Kiitos/Salamat/Thank you for reading!!!


----------



## Deleted member 23824 (Feb 26, 2019)

I was kind of wondering if you’d like to send some contributions to me? 

I’m about ready to go take a dump/ make some experimental sounds. I can send you the results?


----------



## Deleted member 125 (Feb 26, 2019)

Saying people are illiterate or have poor taste just they don't wanna contribute to yer lousy noise project isn't the best way to get folks to send you things. Just saying.


----------



## roguetrader (Feb 27, 2019)

I'm a big music fan, any genre considered - but I find there to be a fine line between experimental / noise and just plain pretentious shite......


----------



## Deleted member 125 (Feb 27, 2019)

roguetrader said:


> I'm a big music fan, any genre considered - but I find there to be a fine line between experimental / noise and just plain pretentious shite......

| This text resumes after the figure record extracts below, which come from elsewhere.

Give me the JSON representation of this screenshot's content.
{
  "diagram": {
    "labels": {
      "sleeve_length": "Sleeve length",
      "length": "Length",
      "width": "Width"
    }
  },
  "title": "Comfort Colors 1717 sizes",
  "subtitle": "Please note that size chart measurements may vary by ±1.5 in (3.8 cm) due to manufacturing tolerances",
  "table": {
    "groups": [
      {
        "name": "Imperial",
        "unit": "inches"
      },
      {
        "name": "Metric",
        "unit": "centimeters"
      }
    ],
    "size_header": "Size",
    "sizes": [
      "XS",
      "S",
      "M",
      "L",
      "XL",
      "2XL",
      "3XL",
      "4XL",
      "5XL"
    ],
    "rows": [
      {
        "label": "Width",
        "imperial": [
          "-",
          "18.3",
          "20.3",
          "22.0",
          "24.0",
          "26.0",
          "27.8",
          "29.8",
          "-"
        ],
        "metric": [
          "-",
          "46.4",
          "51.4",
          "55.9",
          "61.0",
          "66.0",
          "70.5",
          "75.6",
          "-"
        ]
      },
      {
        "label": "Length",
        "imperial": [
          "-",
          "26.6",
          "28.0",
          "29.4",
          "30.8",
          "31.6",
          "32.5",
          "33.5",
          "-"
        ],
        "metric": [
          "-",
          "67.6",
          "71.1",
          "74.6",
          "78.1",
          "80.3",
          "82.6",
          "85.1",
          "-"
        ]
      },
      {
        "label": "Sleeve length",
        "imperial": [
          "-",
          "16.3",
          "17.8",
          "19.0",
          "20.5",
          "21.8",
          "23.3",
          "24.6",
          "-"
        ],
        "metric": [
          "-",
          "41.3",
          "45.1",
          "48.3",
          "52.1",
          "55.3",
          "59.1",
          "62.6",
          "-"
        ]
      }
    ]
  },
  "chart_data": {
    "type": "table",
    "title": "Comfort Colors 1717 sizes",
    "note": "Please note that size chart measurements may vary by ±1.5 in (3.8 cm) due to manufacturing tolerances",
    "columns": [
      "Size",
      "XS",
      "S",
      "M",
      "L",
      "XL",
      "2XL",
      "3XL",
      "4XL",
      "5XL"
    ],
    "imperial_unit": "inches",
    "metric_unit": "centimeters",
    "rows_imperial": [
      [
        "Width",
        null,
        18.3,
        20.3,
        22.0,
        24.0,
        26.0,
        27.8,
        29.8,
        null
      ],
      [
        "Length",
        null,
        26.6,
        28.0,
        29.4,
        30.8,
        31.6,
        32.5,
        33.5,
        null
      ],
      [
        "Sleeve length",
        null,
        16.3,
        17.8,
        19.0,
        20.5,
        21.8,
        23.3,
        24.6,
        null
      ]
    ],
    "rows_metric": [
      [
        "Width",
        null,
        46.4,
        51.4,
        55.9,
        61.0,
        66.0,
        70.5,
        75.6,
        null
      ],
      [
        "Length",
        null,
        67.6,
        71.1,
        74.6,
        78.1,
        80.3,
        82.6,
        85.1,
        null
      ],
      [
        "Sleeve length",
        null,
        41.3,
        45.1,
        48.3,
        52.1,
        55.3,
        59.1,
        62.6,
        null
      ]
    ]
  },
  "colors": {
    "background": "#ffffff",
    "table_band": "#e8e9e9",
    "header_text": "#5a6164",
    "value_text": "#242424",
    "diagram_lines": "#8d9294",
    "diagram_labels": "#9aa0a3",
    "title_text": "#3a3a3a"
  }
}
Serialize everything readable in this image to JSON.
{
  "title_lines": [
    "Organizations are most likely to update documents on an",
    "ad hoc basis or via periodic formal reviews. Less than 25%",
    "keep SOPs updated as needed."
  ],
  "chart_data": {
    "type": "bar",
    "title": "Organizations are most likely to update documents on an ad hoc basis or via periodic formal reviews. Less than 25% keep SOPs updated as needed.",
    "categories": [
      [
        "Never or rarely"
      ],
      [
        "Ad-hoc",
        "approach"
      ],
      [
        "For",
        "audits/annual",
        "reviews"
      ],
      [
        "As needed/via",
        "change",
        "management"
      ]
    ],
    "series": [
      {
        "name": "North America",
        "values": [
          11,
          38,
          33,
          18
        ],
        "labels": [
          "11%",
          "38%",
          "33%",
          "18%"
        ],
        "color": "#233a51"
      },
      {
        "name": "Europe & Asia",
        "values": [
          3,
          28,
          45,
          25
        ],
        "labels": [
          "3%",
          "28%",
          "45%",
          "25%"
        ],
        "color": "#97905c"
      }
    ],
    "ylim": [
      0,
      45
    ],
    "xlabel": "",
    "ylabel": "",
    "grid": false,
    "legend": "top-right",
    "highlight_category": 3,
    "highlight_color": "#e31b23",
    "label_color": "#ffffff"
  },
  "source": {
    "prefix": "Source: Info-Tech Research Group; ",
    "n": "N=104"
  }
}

Obviously yer plebian mind can't comprehend the true genius that is noise. it's a good thing op edited his post after the first comment letting everybody know he won't be reading negative comments, I would hate for such a inspiring and talented individual to have to see that his beeps and boots went highly regarded among such low intelligence Neanderthals. Only those of us who understand real true talent can see the value in a 11 minute recording of a 4 way intersection dubbed over the sound of a pilot light clicking in the background mixed over top of a skitsystem song without any lyrics.


----------



## Matt Derrick (Feb 27, 2019)

noise is not music, no matter what words you use to describe it.

also, the fact that i just blew out my fucking eardrums at work when i hit play on your bandcamp kinda makes you a fucking asshole. as such, i have removed your bandcamp link so others will not suffer the same fate.


----------



## train in vain (Sep 5, 2022)

Plebian Feedback is going to be my next project name.


----------